Search code examples
nltkpython-3.7sentiment-analysispredictnaivebayes

How to predict Sentiments after training and testing the model by using NLTK NaiveBayesClassifier in Python?


I am doing sentiment classification using NLTK NaiveBayesClassifier. I trained and test the model with the labeled data. Now I want to predict sentiments of the data that is not labeled. However, I run into the error. The line that is giving error is :

score_1 = analyzer.evaluate(list(zip(new_data['Articles'])))

The error is :

ValueError: not enough values to unpack (expected 2, got 1)

Below is the code:

import random
import pandas as pd
data = pd.read_csv("label data for testing .csv", header=0)
sentiment_data = list(zip(data['Articles'], data['Sentiment']))
random.shuffle(sentiment_data)
new_data = pd.read_csv("Japan Data.csv", header=0)
train_x, train_y = zip(*sentiment_data[:350])
test_x, test_y = zip(*sentiment_data[350:])

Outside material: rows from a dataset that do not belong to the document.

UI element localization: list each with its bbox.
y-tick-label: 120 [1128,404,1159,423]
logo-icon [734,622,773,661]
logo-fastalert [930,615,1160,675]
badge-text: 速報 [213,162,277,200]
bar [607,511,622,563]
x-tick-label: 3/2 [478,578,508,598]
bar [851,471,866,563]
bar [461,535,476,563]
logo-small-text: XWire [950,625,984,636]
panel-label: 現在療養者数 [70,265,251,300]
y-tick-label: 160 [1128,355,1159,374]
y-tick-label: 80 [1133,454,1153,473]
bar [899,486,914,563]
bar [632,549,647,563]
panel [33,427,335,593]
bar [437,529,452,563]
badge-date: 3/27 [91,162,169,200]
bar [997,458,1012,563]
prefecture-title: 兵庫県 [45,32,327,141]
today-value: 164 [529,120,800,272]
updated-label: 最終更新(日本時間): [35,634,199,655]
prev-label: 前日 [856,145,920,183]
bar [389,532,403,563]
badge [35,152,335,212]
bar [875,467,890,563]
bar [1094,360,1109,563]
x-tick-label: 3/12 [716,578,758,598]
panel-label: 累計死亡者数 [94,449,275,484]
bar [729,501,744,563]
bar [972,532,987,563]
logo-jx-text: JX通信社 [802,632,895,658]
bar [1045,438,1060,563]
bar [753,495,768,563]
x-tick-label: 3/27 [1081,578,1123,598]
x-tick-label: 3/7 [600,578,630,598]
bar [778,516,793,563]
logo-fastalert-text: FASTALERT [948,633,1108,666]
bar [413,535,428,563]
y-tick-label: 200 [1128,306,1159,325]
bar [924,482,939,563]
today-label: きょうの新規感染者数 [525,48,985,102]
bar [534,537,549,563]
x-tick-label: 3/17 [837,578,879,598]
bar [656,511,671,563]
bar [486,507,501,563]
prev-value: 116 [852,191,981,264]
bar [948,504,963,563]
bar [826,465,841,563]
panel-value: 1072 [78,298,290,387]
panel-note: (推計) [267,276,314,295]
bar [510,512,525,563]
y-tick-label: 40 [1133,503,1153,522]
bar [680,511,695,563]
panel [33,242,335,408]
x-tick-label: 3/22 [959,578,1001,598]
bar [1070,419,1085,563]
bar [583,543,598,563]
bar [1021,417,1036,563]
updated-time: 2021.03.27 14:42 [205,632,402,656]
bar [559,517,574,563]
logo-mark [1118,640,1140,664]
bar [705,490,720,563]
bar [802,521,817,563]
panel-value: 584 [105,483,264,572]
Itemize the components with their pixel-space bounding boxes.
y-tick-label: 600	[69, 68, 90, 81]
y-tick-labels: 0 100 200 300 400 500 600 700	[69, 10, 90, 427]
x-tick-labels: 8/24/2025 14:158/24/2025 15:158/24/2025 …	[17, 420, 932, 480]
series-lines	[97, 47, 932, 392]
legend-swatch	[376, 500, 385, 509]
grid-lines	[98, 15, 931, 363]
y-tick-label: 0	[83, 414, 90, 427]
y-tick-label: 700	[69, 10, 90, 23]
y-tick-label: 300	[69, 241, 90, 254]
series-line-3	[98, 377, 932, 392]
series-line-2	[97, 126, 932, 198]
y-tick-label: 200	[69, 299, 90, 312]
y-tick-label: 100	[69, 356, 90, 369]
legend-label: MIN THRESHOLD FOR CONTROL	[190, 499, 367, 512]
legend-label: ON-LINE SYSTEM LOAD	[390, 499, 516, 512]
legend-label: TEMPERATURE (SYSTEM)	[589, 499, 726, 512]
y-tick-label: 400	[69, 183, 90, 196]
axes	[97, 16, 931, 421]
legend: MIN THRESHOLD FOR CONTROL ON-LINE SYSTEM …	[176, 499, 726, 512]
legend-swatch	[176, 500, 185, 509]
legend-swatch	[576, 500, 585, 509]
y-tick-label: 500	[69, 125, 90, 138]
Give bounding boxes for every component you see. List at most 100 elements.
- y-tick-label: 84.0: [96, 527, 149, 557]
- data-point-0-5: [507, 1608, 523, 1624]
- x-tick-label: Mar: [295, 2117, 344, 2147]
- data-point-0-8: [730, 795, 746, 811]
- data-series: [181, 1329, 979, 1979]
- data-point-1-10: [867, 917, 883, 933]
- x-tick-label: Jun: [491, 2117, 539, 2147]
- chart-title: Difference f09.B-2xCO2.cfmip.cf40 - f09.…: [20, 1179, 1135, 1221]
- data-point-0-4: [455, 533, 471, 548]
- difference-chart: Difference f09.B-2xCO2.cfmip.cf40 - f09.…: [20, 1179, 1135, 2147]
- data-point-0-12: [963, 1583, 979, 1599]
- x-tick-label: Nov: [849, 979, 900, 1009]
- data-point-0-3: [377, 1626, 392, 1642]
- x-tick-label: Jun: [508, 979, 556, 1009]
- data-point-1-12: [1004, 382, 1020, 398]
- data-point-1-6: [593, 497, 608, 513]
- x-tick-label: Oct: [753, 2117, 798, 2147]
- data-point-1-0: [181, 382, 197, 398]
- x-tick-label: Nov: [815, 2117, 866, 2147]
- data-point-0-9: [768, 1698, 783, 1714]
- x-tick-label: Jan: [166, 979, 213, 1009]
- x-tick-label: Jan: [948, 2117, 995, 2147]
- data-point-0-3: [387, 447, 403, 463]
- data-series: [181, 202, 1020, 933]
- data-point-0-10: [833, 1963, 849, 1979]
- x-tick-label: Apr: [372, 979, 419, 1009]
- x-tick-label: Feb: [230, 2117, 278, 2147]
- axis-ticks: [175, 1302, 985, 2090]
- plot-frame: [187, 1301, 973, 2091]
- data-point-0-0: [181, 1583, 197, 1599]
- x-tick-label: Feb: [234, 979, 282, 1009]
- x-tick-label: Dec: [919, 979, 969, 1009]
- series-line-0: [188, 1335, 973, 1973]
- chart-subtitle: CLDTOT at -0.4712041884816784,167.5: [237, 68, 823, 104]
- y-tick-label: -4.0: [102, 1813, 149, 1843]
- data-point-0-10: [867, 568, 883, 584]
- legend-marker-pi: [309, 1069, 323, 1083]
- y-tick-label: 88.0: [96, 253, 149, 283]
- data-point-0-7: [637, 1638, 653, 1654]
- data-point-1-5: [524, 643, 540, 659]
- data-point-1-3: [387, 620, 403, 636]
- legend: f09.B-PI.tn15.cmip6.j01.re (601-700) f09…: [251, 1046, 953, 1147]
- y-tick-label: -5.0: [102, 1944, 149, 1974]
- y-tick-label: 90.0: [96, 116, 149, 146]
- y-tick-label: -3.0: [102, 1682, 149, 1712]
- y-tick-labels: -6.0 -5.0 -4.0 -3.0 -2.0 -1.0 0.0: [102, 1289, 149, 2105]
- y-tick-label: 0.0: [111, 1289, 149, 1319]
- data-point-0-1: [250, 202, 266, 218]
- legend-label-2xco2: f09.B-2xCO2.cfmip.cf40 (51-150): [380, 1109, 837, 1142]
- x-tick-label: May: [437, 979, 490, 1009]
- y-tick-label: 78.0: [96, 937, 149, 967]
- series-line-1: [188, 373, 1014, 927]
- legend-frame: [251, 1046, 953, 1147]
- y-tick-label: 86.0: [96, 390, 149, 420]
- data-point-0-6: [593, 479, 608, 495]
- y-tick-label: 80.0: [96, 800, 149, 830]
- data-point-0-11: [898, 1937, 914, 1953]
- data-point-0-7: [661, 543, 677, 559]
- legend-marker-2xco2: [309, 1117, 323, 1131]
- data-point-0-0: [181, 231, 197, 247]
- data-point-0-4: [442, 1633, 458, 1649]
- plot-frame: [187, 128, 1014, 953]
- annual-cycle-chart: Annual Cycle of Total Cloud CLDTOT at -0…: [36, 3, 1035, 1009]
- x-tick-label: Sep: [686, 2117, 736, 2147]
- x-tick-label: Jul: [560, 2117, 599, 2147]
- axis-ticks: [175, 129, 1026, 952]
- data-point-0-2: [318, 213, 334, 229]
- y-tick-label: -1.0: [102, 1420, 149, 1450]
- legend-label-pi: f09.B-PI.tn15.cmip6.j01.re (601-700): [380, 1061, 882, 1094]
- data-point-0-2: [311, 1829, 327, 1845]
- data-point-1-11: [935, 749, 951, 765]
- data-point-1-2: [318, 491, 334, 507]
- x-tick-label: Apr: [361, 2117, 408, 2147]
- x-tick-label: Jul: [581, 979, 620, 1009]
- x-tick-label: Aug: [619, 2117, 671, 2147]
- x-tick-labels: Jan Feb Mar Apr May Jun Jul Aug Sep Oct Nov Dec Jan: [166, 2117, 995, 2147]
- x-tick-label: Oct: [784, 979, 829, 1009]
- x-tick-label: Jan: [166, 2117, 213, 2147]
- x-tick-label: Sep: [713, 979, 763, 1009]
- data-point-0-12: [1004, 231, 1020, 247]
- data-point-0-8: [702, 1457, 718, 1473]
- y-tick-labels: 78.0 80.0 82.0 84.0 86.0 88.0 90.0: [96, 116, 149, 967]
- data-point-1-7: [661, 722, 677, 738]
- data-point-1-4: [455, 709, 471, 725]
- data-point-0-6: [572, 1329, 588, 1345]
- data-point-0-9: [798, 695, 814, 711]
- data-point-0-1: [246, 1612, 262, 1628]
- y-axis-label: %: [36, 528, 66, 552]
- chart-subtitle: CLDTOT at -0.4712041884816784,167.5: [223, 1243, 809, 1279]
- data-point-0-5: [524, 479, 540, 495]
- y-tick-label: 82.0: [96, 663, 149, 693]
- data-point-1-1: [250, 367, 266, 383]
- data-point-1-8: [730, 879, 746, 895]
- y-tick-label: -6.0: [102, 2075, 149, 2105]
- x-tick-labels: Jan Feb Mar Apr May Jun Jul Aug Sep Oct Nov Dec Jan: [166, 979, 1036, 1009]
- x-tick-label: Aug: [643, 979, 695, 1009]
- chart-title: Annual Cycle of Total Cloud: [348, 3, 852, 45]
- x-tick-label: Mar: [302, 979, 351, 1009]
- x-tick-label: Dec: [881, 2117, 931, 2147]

from unidecode import unidecode
from nltk import word_tokenize
from nltk.classify import NaiveBayesClassifier
from nltk.sentiment import SentimentAnalyzer
from nltk.sentiment.util import extract_unigram_feats

TRAINING_COUNT = 350


def clean_text(text):
    text = text.replace("<br />", " ")

    return text


analyzer = SentimentAnalyzer()
vocabulary = analyzer.all_words([(word_tokenize(unidecode(clean_text(instance))))
                                 for instance in train_x[:TRAINING_COUNT]])
print("Vocabulary: ", len(vocabulary))

print("Computing Unigran Features ...")

unigram_features = analyzer.unigram_word_feats(vocabulary, min_freq=10)

print("Unigram Features: ", len(unigram_features))

analyzer.add_feat_extractor(extract_unigram_feats, unigrams=unigram_features)

# Build the training set
_train_X = analyzer.apply_features([(word_tokenize(unidecode(clean_text(instance))))
                                    for instance in train_x[:TRAINING_COUNT]], labeled=False)

# Build the test set
_test_X = analyzer.apply_features([(word_tokenize(unidecode(clean_text(instance))))
                                   for instance in test_x], labeled=False)

trainer = NaiveBayesClassifier.train
classifier = analyzer.train(trainer, zip(_train_X, train_y[:TRAINING_COUNT]))

score = analyzer.evaluate(list(zip(_test_X, test_y)))
print("Accuracy: ", score['Accuracy'])

score_1 = analyzer.evaluate(list(zip(new_data['Articles'])))
print(score_1)

I understand that the problem is arising because I have to give two parameters is the line which is giving an error but I don't know how to do this.

Thanks in Advance.


Solution

  • Documentation and example

    The line that gives you the error calls the method SentimentAnalyzer.evaluate(...) . This method does the following.

    Evaluate and print classifier performance on the test set.

    See SentimentAnalyzer.evaluate.

    The method has one mandatory parameter: test_set .

    test_set – A list of (tokens, label) tuples to use as gold set.

    In the example at http://www.nltk.org/howto/sentiment.html test_set has the following structure:

    [({'contains(,)': False, 'contains(.)': True, 'contains(and)': False, 'contains(the)': True}, 'subj'), ({'contains(,)': True, 'contains(.)': True, 'contains(and)': False, 'contains(the)': True}, 'subj'), ...]
    

    Here is a symbolic representation of the structure.

    [(dictionary,label), ... , (dictionary,label)]
    

    Error in your code

    You are passing

    list(zip(new_data['Articles']))
    

    to SentimentAnalyzer.evaluate. I assume your getting the error because

    list(zip(new_data['Articles']))
    

    does not create a list of (tokens, label) tuples. You can check that by creating a variable which contains the list and printing it or looking at the value of the variable while debugging. E.G.

    test_set = list(zip(new_data['Articles']))
    print("begin test_set")
    print(test_set)
    print("end test_set")
    

    You are calling evaluate correctly 3 lines above the one that is giving the error.

    score = analyzer.evaluate(list(zip(_test_X, test_y)))
    

    I guess you want to call SentimentAnalyzer.classify(instance) to predict unlabeled data. See SentimentAnalyzer.classify.